Overview

Model-based test generation is an automated test-generation technique in which a model or input-format specification guides the generation process. In processor-level verification literature, model-based test generators are described as using an input-format specification to guide generation, with optional constraints processed by CSP/SMT solvers. [Model-based generation definition]

The technique is discussed as one response to the limitations of unguided random generation of processor-level stimuli: the cited ISS-verification paper states that various approaches have been proposed to improve random generation, then lists model-based test generators among them. [Processor-stimulus context]

Generation mechanisms

The evidence identifies several model-based or specification-driven mechanisms:

• Input-format specifications: model-based generators guide test generation from a specification of the input format. [Model-based generation definition]
• Constraint-based generation: constraints can be integrated and processed by CSP/SMT solvers. [Constraint-based generation]
• Cross-instruction constraint propagation: an optimized test-generation framework can propagate constraints among multiple instructions effectively. [Cross-instruction propagation]
• Automatically obtained input models: processor manuals can be mined to obtain an input model automatically. [Manual-derived input models]

Public software-engineering work also describes model-based generation with domain-specific concepts: a language expert builds test models using a Java-based framework, after which the toolset forms a domain-specific modeling language that domain experts can use to constrain and guide generation, generate large test sets, target constrained parts of a model, or define specific tests on top of the model. [Domain-specific model guidance]

Application areas in the evidence

Processor and ISS verification

In the processor-verification setting, model-based generation appears as a way to produce processor-level stimuli more systematically than pure random generation.
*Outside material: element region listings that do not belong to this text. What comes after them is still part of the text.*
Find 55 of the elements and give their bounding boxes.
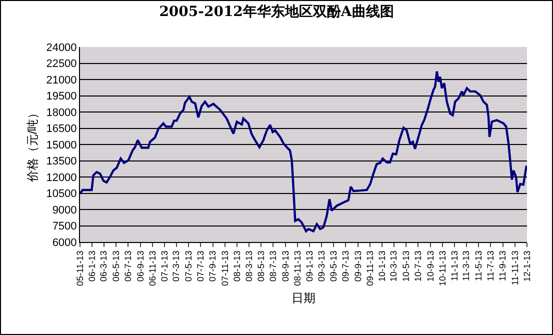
x-tick-label: 11-1-13: [449, 250, 460, 281]
line-series: [80, 70, 527, 232]
x-tick-label: 09-1-13: [304, 250, 315, 282]
x-tick-label: 09-9-13: [352, 250, 363, 282]
y-axis-title: 价格（元/吨）: [26, 106, 40, 184]
x-tick-label: 11-9-13: [498, 250, 508, 281]
x-tick-label: 07-11-13: [220, 250, 230, 286]
x-tick-label: 09-3-13: [316, 250, 326, 282]
y-tick-label: 22500: [46, 58, 77, 70]
x-tick-label: 08-5-13: [256, 250, 266, 282]
x-tick-label: 09-7-13: [340, 250, 351, 282]
y-tick-label: 21000: [46, 74, 77, 86]
x-tick-label: 06-1-13: [87, 250, 98, 282]
x-tick-label: 10-11-13: [437, 250, 448, 286]
x-tick-label: 08-3-13: [244, 250, 254, 282]
x-tick-label: 07-9-13: [208, 250, 218, 282]
x-axis-title: 日期: [292, 290, 316, 305]
x-tick-label: 09-5-13: [328, 250, 338, 282]
x-tick-label: 11-7-13: [485, 250, 496, 281]
x-tick-label: 06-3-13: [98, 250, 109, 282]
x-tick-label: 07-3-13: [171, 250, 182, 282]
x-tick-label: 11-5-13: [473, 250, 484, 281]
x-tick-label: 06-11-13: [147, 250, 158, 286]
x-tick-label: 08-11-13: [292, 250, 302, 286]
x-tick-label: 12-1-13: [522, 250, 532, 282]
x-tick-label: 10-3-13: [388, 250, 399, 282]
x-tick-label: 07-1-13: [159, 250, 170, 282]
x-tick-label: 11-3-13: [461, 250, 472, 281]
y-tick-label: 19500: [46, 90, 77, 103]
y-tick-label: 6000: [52, 236, 77, 249]
x-tick-label: 07-5-13: [183, 250, 194, 282]
y-tick-label: 15000: [46, 139, 77, 152]
x-tick-label: 06-5-13: [110, 250, 121, 282]
x-tick-label: 08-1-13: [232, 250, 242, 282]
x-tick-label: 05-11-13: [74, 250, 85, 286]
y-tick-label: 16500: [46, 123, 77, 136]
y-tick-label: 7500: [52, 220, 77, 233]
y-tick-label: 9000: [52, 204, 77, 216]
x-tick-label: 10-7-13: [412, 250, 423, 282]
x-tick-label: 06-7-13: [122, 250, 133, 282]
x-tick-label: 10-1-13: [377, 250, 388, 282]
y-tick-label: 13500: [46, 156, 77, 168]
y-tick-label: 12000: [46, 172, 77, 184]
x-tick-label: 09-11-13: [364, 250, 375, 286]
x-tick-label: 06-9-13: [135, 250, 146, 282]
chart-title: 2005-2012年华东地区双酚A曲线图: [159, 2, 394, 20]
y-tick-label: 10500: [46, 188, 77, 200]
y-tick-label: 24000: [46, 42, 77, 54]
x-tick-label: 08-7-13: [268, 250, 278, 282]
x-tick-label: 07-7-13: [195, 250, 206, 282]
x-tick-label: 10-9-13: [425, 250, 436, 282]
x-tick-label: 08-9-13: [280, 250, 290, 282]
y-tick-label: 18000: [46, 106, 77, 119]
x-tick-label: 11-11-13: [510, 250, 520, 286]
x-tick-label: 10-5-13: [400, 250, 411, 282]
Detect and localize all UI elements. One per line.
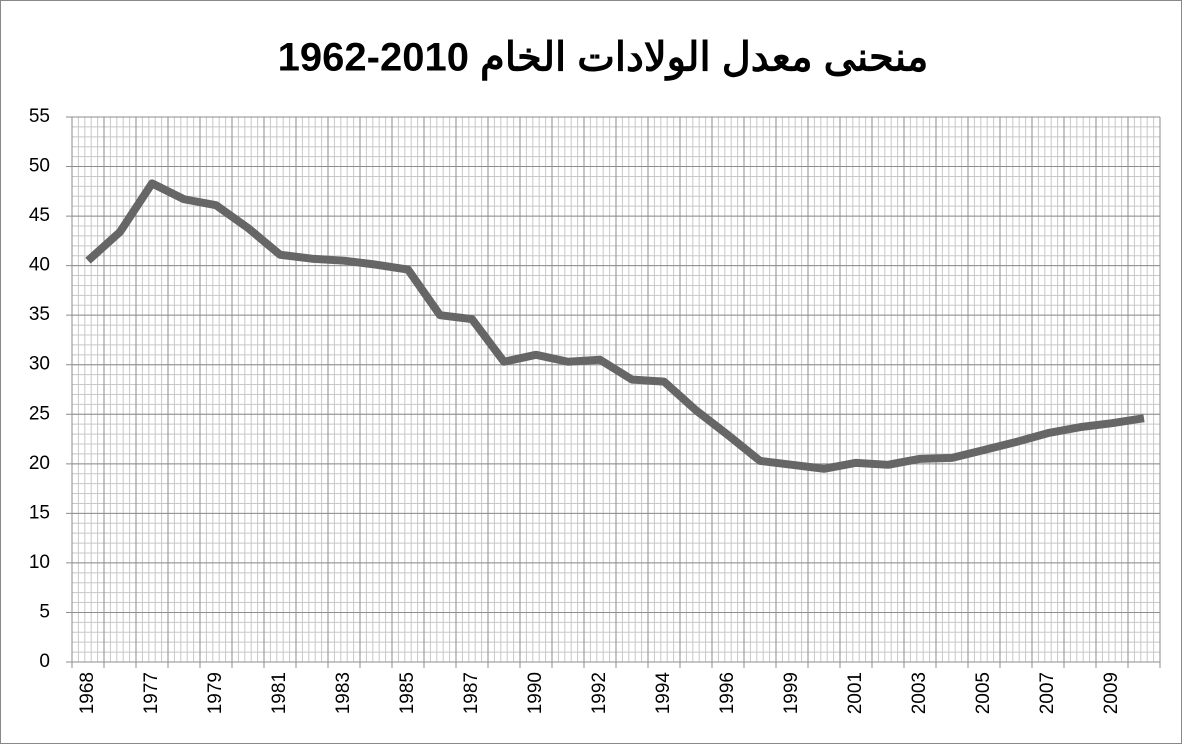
x-tick-label: 1985 bbox=[397, 672, 418, 714]
chart-title: منحنى معدل الولادات الخام 2010-1962 bbox=[278, 36, 929, 82]
y-tick-label: 25 bbox=[29, 403, 50, 424]
x-tick-label: 2001 bbox=[845, 672, 866, 714]
x-tick-label: 1983 bbox=[333, 672, 354, 714]
y-tick-label: 45 bbox=[29, 205, 50, 226]
data-line bbox=[85, 179, 1145, 473]
x-tick-label: 1990 bbox=[525, 672, 546, 714]
y-tick-label: 0 bbox=[39, 651, 50, 672]
x-tick-label: 1968 bbox=[77, 672, 98, 714]
y-tick-label: 15 bbox=[29, 502, 50, 523]
y-tick-label: 35 bbox=[29, 304, 50, 325]
x-tick-label: 2003 bbox=[909, 672, 930, 714]
y-tick-label: 10 bbox=[29, 552, 50, 573]
x-tick-label: 2007 bbox=[1037, 672, 1058, 714]
y-tick-label: 50 bbox=[29, 156, 50, 177]
x-tick-label: 1999 bbox=[781, 672, 802, 714]
y-tick-label: 20 bbox=[29, 453, 50, 474]
x-tick-label: 1977 bbox=[141, 672, 162, 714]
x-tick-label: 1992 bbox=[589, 672, 610, 714]
x-tick-label: 1987 bbox=[461, 672, 482, 714]
y-tick-label: 5 bbox=[39, 601, 50, 622]
x-tick-label: 1979 bbox=[205, 672, 226, 714]
y-tick-label: 55 bbox=[29, 106, 50, 127]
x-tick-label: 1996 bbox=[717, 672, 738, 714]
x-tick-label: 1981 bbox=[269, 672, 290, 714]
x-tick-label: 1994 bbox=[653, 672, 674, 715]
y-tick-label: 30 bbox=[29, 354, 50, 375]
x-tick-label: 2009 bbox=[1101, 672, 1122, 714]
x-tick-label: 2005 bbox=[973, 672, 994, 714]
y-tick-label: 40 bbox=[29, 255, 50, 276]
The cited ISS paper contrasts such approaches with coverage-guided fuzzing and reports an implementation on top of libFuzzer evaluated on three public RISC-V instruction-set simulators, finding new errors in every considered ISS, including one in the RISC-V reference simulator Spike. [ISS fuzzing comparison]
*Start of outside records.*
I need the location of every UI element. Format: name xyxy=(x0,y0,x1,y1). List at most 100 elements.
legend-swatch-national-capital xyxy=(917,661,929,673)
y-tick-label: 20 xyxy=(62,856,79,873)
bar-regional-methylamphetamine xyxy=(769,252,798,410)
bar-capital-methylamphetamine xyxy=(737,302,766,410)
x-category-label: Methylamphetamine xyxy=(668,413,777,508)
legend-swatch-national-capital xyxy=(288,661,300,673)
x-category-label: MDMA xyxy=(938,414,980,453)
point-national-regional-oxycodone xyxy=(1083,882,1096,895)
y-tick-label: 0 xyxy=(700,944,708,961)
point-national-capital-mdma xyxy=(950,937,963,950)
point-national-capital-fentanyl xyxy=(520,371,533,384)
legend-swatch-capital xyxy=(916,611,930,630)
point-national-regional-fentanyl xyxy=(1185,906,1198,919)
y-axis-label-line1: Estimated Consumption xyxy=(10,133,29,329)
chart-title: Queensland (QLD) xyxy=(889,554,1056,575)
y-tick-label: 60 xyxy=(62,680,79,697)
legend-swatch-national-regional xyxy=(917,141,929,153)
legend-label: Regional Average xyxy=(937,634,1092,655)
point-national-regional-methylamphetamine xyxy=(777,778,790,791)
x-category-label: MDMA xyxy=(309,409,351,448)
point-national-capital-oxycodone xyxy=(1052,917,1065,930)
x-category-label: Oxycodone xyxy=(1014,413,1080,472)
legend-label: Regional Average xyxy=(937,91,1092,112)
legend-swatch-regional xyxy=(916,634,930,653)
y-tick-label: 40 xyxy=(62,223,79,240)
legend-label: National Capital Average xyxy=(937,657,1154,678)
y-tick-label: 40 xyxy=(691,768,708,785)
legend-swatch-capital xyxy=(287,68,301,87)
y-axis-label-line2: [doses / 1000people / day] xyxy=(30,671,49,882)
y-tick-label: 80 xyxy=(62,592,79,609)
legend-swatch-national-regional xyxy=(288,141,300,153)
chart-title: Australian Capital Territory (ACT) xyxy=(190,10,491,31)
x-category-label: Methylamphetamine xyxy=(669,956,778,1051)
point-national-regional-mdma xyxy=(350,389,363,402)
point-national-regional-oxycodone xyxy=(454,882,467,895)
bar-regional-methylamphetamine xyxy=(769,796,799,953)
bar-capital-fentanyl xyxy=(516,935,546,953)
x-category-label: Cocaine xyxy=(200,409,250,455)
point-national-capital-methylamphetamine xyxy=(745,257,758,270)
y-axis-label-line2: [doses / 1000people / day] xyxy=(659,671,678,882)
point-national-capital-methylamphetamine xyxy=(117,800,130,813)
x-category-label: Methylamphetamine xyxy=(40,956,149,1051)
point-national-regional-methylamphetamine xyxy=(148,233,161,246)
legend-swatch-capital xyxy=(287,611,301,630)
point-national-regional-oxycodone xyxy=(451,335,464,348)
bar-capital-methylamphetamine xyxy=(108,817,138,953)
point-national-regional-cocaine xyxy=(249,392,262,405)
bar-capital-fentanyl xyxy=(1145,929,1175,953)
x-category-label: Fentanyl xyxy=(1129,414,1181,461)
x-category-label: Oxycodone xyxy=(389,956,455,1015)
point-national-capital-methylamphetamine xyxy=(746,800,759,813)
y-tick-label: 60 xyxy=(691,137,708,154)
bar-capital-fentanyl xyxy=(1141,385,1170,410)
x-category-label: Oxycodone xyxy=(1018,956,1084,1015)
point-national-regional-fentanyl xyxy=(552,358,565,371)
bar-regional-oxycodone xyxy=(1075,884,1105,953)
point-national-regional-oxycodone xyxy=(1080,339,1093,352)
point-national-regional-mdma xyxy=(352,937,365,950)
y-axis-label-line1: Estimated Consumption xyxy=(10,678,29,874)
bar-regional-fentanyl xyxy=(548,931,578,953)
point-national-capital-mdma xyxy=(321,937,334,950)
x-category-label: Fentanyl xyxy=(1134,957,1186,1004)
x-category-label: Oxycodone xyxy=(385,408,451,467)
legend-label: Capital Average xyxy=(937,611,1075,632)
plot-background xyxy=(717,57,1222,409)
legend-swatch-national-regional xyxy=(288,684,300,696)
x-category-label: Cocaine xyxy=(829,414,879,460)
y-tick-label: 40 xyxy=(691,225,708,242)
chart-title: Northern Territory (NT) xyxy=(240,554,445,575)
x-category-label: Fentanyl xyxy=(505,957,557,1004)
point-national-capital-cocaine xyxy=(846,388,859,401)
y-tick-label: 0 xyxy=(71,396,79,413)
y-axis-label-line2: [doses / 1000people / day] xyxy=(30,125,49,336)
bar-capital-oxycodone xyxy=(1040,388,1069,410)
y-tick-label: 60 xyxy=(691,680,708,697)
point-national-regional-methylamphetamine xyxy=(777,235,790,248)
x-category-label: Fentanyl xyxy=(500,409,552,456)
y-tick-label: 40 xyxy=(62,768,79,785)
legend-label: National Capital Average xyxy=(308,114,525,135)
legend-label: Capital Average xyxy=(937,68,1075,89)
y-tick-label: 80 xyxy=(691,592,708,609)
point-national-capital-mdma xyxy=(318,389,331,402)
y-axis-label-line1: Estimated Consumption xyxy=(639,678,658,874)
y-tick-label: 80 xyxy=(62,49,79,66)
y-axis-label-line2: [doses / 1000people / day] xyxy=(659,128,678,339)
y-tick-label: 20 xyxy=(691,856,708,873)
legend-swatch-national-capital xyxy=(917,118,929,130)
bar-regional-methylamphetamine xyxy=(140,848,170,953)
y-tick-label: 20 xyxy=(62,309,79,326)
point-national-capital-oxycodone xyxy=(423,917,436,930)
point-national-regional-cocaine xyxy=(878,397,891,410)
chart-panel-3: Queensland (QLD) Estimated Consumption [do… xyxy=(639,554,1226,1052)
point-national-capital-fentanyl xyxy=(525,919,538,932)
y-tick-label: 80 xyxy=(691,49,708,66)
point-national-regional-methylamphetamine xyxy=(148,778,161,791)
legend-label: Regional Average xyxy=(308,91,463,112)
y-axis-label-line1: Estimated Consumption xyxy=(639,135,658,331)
The same paper notes that coverage-guided fuzzing can operate at the binary level and is not constrained to a specific instruction subset, unlike a generator such as RISC-V Torture; this enabled checks for errors that may be masked by compiler or assembler behavior and helped reveal decoder-related issues. [Binary-level fuzzing contrast]

Web-application regression testing

Public work on FRAGGEN presents automated model-based test generation as an alternative to costly manual regression-test creation for web applications. FRAGGEN uses page-fragment-based state abstraction to infer better web-app models and generate regression test suites and oracles; the reported evaluation found more near-duplicate pages, higher model precision and recall, and robust test actions/oracles compared with whole-page techniques. [Web-app model-based generation]

Relationship to adjacent techniques

Model-based generation is adjacent to other stimulus-generation methods. The ISS-verification related-work discussion lists coverage-guided test generation based on Bayesian networks and other machine-learning techniques as other notable approaches. [Adjacent stimulus-generation methods]

Compared with mutation-based coverage-guided fuzzing as described in the ISS paper, model-based generation relies on an input model or specification, while libFuzzer-style fuzzing creates binary bytestream inputs, mutates them randomly, and uses code-coverage feedback from an instrumented device under test. [Coverage-guided fuzzing contrast]

Practical tradeoff

Across the cited evidence, the practical tradeoff is that model-based test generation can direct and constrain generation through explicit models, input specifications, and solver-backed constraints, but it requires a model or a way to derive one. Coverage-guided fuzzing is presented as an alternative that uses mutation and coverage feedback, and in the ISS setting can explore binary inputs that compilers or assemblers may not normally generate. [Model effort tradeoff]